Secondly, Graham and the rest have pioneered a deeper model of
collaboration,
wherein critical hardware, the expertise to use it, and access to our data
collecting power is traded for use of the satellite after its primary
mission is
completed.  Again, I think it is clear that this model of collaboration was
a
success. A reading of the past week's amsat-bb would leave no doubt that we
amateurs would have been effective in our role.

Thirdly, it should be noted that within our ranks there was a kind of
bargain
struck: the digital ops. were going to have a few months of work and fun,
and as
a result a voice repeater would have been opened up.
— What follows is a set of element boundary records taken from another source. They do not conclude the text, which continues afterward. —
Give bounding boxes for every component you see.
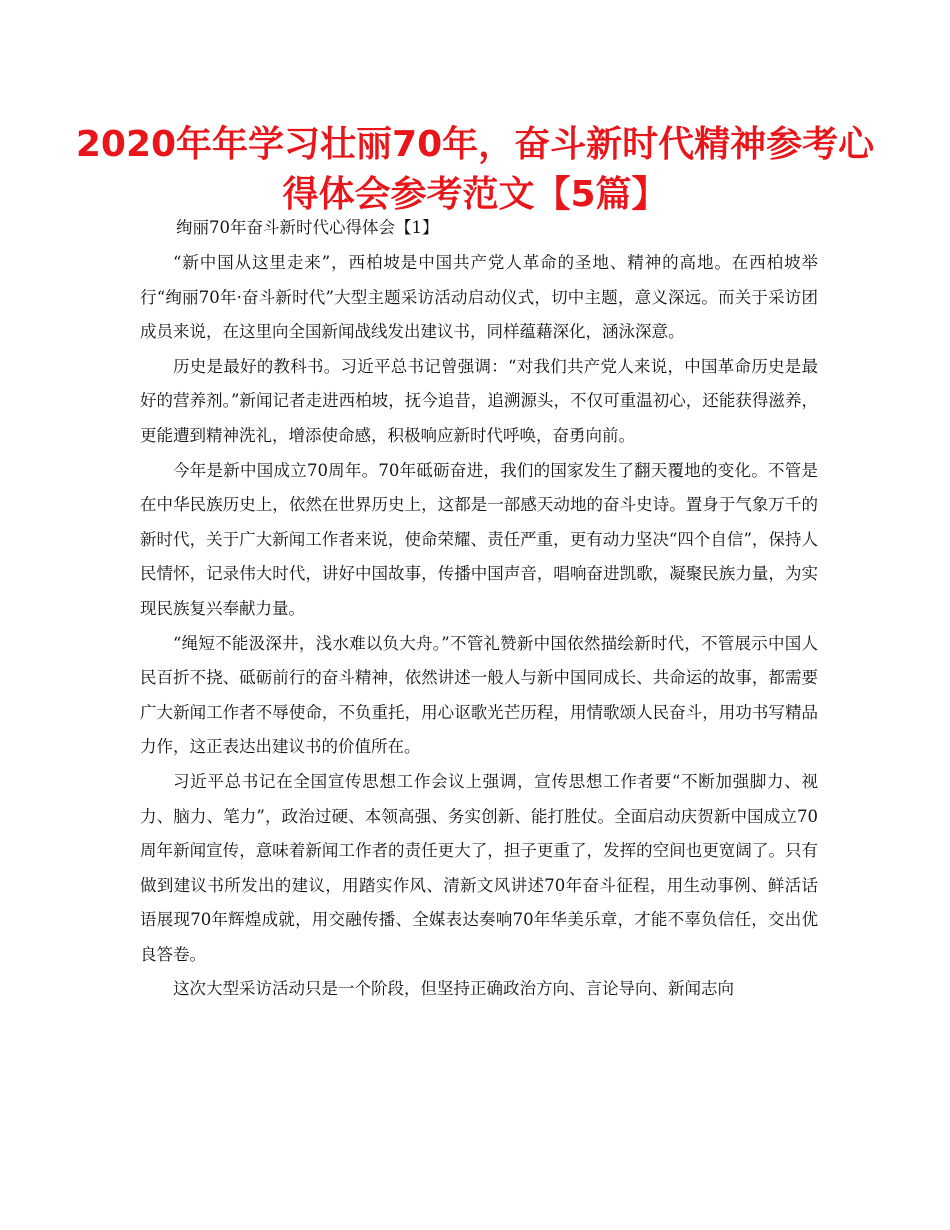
document-title: 2020年年学习壮丽70年，奋斗新时代精神参考心得体会参考范文【5篇】 bbox=[75, 124, 875, 215]
paragraph-2: 历史是最好的教科书。习近平总书记曾强调：“对我们共产党人来说，中国革命历史是最好的营养剂。”新闻记者走进西柏坡，抚今追昔，追溯源头，不仅可重温初心，还能获得滋养，更能遭到精神洗礼，增添使命感，积极响应新时代呼唤，奋勇向前。 bbox=[140, 356, 818, 445]
paragraph-1: “新中国从这里走来”，西柏坡是中国共产党人革命的圣地、精神的高地。在西柏坡举行“绚丽70年·奋斗新时代”大型主题采访活动启动仪式，切中主题，意义深远。而关于采访团成员来说，在这里向全国新闻战线发出建议书，同样蕴藉深化，涵泳深意。 bbox=[140, 253, 818, 342]
paragraph-3: 今年是新中国成立70周年。70年砥砺奋进，我们的国家发生了翻天覆地的变化。不管是在中华民族历史上，依然在世界历史上，这都是一部感天动地的奋斗史诗。置身于气象万千的新时代，关于广大新闻工作者来说，使命荣耀、责任严重，更有动力坚决“四个自信”，保持人民情怀，记录伟大时代，讲好中国故事，传播中国声音，唱响奋进凯歌，凝聚民族力量，为实现民族复兴奉献力量。 bbox=[140, 460, 818, 618]
document-body bbox=[140, 246, 818, 1007]
paragraph-4: “绳短不能汲深井，浅水难以负大舟。”不管礼赞新中国依然描绘新时代，不管展示中国人民百折不挠、砥砺前行的奋斗精神，依然讲述一般人与新中国同成长、共命运的故事，都需要广大新闻工作者不辱使命，不负重托，用心讴歌光芒历程，用情歌颂人民奋斗，用功书写精品力作，这正表达出建议书的价值所在。 bbox=[140, 633, 818, 757]
section-subtitle: 绚丽70年奋斗新时代心得体会【1】 bbox=[176, 218, 439, 237]
paragraph-5: 习近平总书记在全国宣传思想工作会议上强调，宣传思想工作者要“不断加强脚力、视力、脑力、笔力”，政治过硬、本领高强、务实创新、能打胜仗。全面启动庆贺新中国成立70周年新闻宣传，意味着新闻工作者的责任更大了，担子更重了，发挥的空间也更宽阔了。只有做到建议书所发出的建议，用踏实作风、清新文风讲述70年奋斗征程，用生动事例、鲜活话语展现70年辉煌成就，用交融传播、全媒表达奏响70年华美乐章，才能不辜负信任，交出优良答卷。 bbox=[140, 771, 818, 964]
paragraph-6: 这次大型采访活动只是一个阶段，但坚持正确政治方向、言论导向、新闻志向 bbox=[173, 979, 734, 999]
Look at any list of the cubesats and microsats that are planned for the next
five years, and consider how we might apply the lessons learned from SSETI
Express to these opportunities. For my part, I believe that we should
encourage
the production of suitable hardware, especially difficult to obtain
materials
such as the S-band transmitter, to have on hand in order to help projects
that
are willing to make the same bargain as the SSETI Express one. It is certain
that some of these projects will run short on time or on data bandwidth like
SSETI Express and be happy to make use of such equipment were it available
on
short notice.

As for us, I think this project shows what enthusiasm there is for a LEO
S-band
signal. I know I was looking forward to SSETI Express's FM transponder to
help
me improve my S-band setup before the arrival of the HEO's.